Gaya (הָֽרֹמֶ֡שֶׂת)pasek (הַֽחַיָּ֣ה׀), and makef (כָּל־נֶ֣פֶשׁ) are not interpreted as cantillation marks in traditional, rabbinical parsing, but rather as auxiliary interpunction (or metacantillation) that interacts with the signs, exerting and reflecting cross-influences among such other factors as letters, vowels, diacritical marks, and tonic accent. Gaya or meteg, a vowel qualifier, occurs in pretonic syllables that may otherwise, under certain conditions, carry a conjunctive sign; pasek performs a disjunctive function, separating words or converting a conjunctive sign into the corresponding disjunctive digraph; makef performs a conjunctive function, joining words, the first of which generally does not carry a sign.

Distributional Analysis

Musical, rhetorical, or hermeneutic, Cantillation marks once held meaning, tonal, syntactic, prosodic, and phonological, if only by the exquisite logic of a learned game played by idle scholars in those fields. However, as Derenbourg shrewdly recognizes, by the Renaissance that meaning had already broken down and been crushed under the burden of ever-growing expectations and the overweening zeal of analysis. The signs had become, and remain to this day, a semiotic system, with all the complex combinatory rules, exceptions, homonymy, synonymy, polysemy, and ambiguity common to such systems, but emptied of all semantic content. Today they constitute half a sign, signifier bereft of signified.
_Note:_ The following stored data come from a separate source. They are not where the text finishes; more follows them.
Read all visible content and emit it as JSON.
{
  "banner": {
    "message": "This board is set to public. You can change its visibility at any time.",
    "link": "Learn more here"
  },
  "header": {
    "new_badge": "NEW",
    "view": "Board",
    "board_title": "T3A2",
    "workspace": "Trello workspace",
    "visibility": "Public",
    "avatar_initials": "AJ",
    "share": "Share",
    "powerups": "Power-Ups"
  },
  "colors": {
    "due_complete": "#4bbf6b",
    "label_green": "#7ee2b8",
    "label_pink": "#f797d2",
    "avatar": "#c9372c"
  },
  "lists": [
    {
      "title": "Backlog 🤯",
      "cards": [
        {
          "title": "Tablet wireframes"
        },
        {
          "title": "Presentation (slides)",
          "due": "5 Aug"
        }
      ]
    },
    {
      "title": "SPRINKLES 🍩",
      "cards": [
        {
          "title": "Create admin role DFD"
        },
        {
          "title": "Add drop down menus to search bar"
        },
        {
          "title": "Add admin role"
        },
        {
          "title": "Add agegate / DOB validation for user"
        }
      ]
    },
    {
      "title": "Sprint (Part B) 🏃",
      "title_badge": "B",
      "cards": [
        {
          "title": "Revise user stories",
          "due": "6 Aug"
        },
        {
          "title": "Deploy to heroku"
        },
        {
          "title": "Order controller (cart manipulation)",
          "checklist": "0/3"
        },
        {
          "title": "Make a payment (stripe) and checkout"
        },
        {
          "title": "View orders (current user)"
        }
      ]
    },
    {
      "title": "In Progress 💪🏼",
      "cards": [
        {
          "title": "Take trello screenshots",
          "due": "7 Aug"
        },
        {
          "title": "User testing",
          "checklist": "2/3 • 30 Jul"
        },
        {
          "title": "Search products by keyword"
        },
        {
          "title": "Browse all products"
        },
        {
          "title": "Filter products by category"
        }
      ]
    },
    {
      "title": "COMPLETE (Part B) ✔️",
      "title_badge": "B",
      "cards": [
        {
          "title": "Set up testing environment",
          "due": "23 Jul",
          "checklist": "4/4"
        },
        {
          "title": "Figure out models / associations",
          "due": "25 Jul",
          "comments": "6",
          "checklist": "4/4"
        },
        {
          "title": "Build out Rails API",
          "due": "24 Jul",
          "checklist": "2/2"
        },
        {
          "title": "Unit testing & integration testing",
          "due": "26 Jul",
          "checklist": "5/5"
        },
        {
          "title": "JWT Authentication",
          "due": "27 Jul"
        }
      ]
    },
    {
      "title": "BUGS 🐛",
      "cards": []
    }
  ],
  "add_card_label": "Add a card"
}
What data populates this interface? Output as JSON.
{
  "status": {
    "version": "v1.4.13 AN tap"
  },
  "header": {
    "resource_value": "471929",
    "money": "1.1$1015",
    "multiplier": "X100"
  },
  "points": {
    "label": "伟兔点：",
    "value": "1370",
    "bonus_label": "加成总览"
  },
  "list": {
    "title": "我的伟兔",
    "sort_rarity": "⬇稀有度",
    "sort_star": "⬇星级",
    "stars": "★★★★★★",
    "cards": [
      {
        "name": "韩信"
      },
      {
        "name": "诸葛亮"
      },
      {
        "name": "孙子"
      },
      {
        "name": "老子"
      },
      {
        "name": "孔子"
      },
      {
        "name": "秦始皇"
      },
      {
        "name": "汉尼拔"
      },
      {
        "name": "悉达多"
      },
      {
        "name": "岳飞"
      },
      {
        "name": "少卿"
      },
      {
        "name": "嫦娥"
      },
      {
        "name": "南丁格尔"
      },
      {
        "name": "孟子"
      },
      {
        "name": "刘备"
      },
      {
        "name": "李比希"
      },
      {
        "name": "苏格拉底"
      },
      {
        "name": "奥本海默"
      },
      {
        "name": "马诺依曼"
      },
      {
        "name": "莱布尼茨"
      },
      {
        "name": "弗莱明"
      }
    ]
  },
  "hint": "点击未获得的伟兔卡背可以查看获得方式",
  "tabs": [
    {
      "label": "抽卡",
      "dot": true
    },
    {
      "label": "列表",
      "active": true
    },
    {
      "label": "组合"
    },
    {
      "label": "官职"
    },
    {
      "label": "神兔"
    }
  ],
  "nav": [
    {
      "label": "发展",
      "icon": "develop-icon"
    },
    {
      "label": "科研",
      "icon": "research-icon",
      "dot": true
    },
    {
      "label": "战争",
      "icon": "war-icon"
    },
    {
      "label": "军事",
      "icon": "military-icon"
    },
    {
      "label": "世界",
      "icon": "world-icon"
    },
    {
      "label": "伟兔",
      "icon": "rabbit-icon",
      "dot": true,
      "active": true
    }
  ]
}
Cantillizer sees cantillation marks as a coherent, self-contained, digital system of symbolic representation. In a context-free model of grammar, the application will therefore perform distributional analysis on the whole corpus of signs in isolation from the Hebrew text. Distributional analysis defines the role of each discrete element in a system (e.g. phonemes in complementary/contrastive distribution or free variation) as a function of its environment, i.e. its position relative to (preceding and following, given sequential data) the other elements of the system. In studying this structure, these patterns and relationships by means of database technology, Cantillizer hopes to find the lost meaning of the signs.